1. For those acts that are pursuant to the President's "conclusive and preclusive" authority there is absolute immunity.

2. For those acts which are official acts by the President but not covered by (1) there is a presumption of immunity that can only be overcome by showing the prosecution would pose no "dangers of intrusion on the authority and functions of the Executive Branch."

3. For those acts which are unofficial there is no immunity.

4. Those acts for which the President has immunity cannot be used as evidence to demonstrate any element of a crime for which the President would not have immunity.
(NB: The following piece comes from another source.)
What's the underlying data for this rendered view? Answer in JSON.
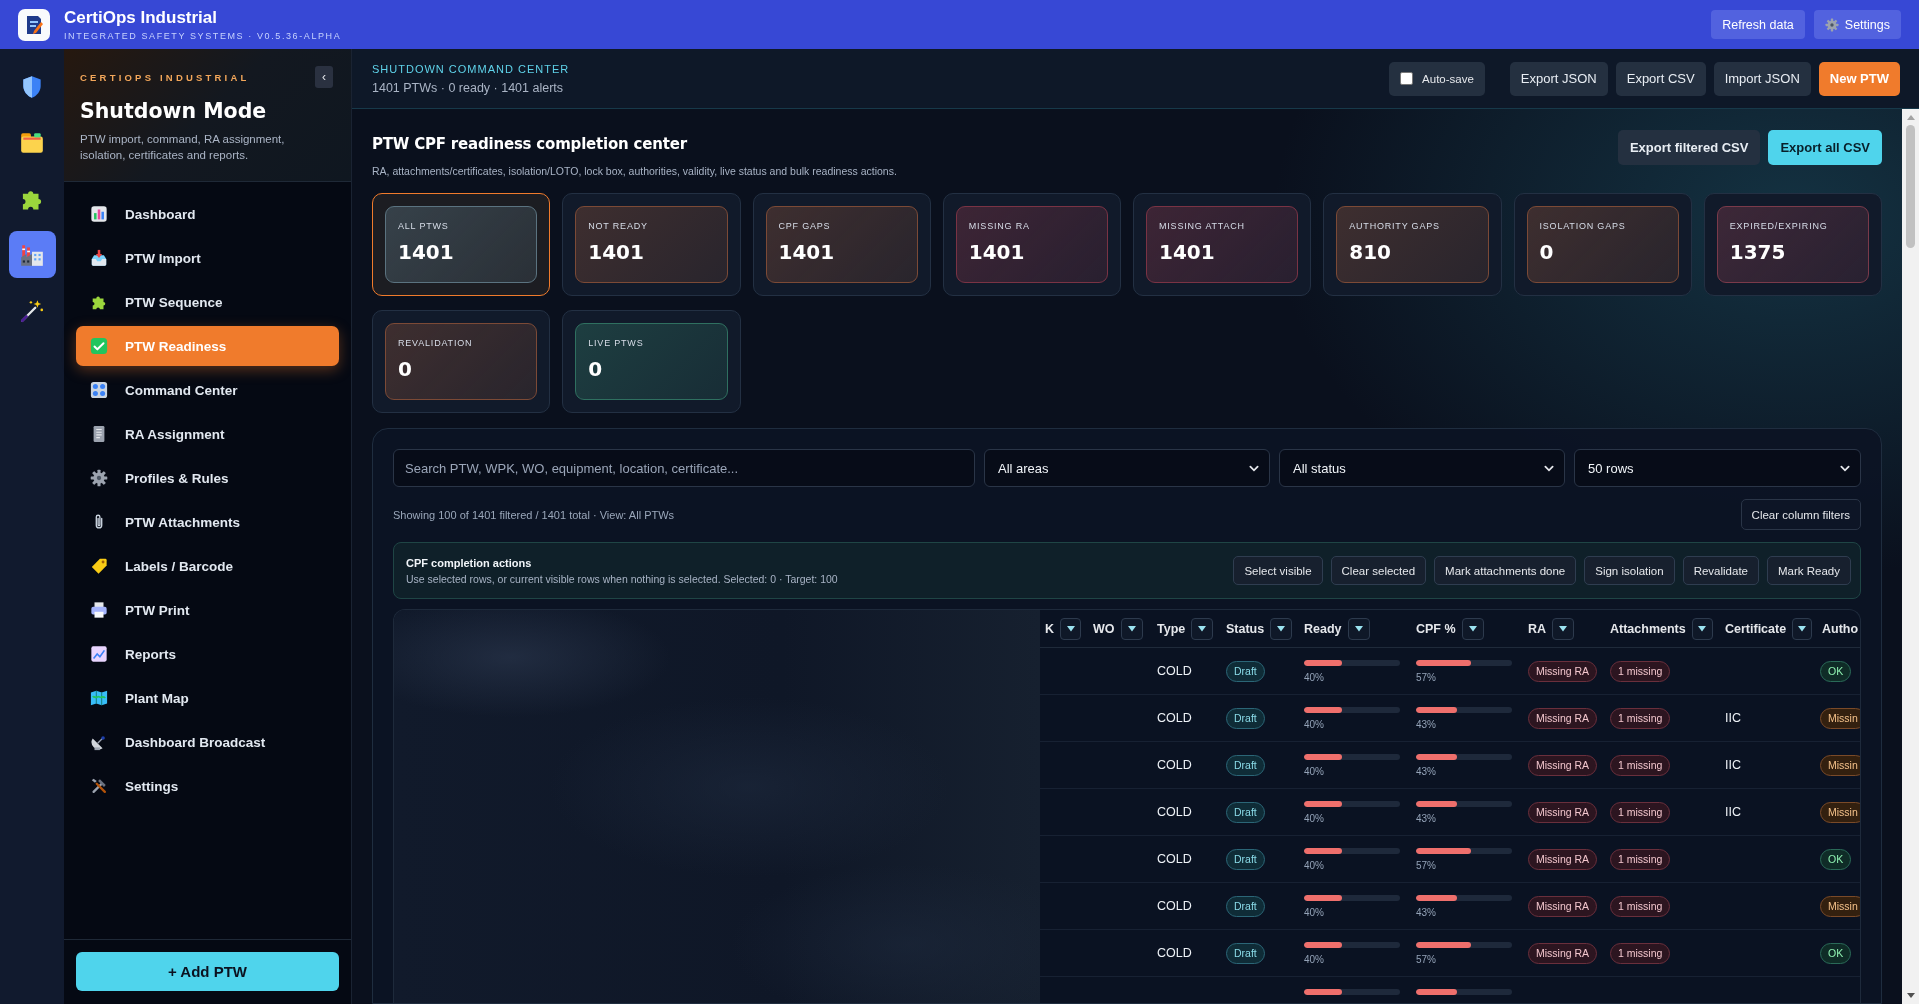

I think it's just incredible that the six justices in the majority looked at the Navy-SEALs-assassinate-a-rival hypothetical and went "yep, sounds right, no liability." Roberts' majority opinion even mentions the President's orders to the armed forces as one of the things that falls under (1).

I think the way is clear. Biden orders Trump, the six justices in the majority, and let's say the next 2-3 top Republican candidates whacked (just for safety). He probably gets impeached and removed but can't go to jail (thanks SCOTUS!) Harris takes over as President and I think it's unlikely she would also get impeached. Dems don't want to hand the presidency to Mike Johnson. That gives Harris plenty of time to stack the court. Republican convention in disarray due to the deaths of their prominent candidates. Biden obviously out, he'd be ineligible anyway if impeached and removed. Dems probably dump Harris to create a clean break with Biden admin, clearing the way for Whitmer/Newsom/Pritzker/whoever.

The above is fan fiction, of course.

I think Papal Infalibility is deliberately misunderstood to construct bad faith attacks on Catholics, just like how this supreme court ruling is being deliberately misinterpreted by the proles to construct bad faith attacks against Republicans. Of course, the problem is that the answer/debunking takes longer and is much less vitriolic than the hyperbolic misinterpretation, so the misinterpretation becomes what is public consensus, even if the law, and the ruling, is clear that this is not the case.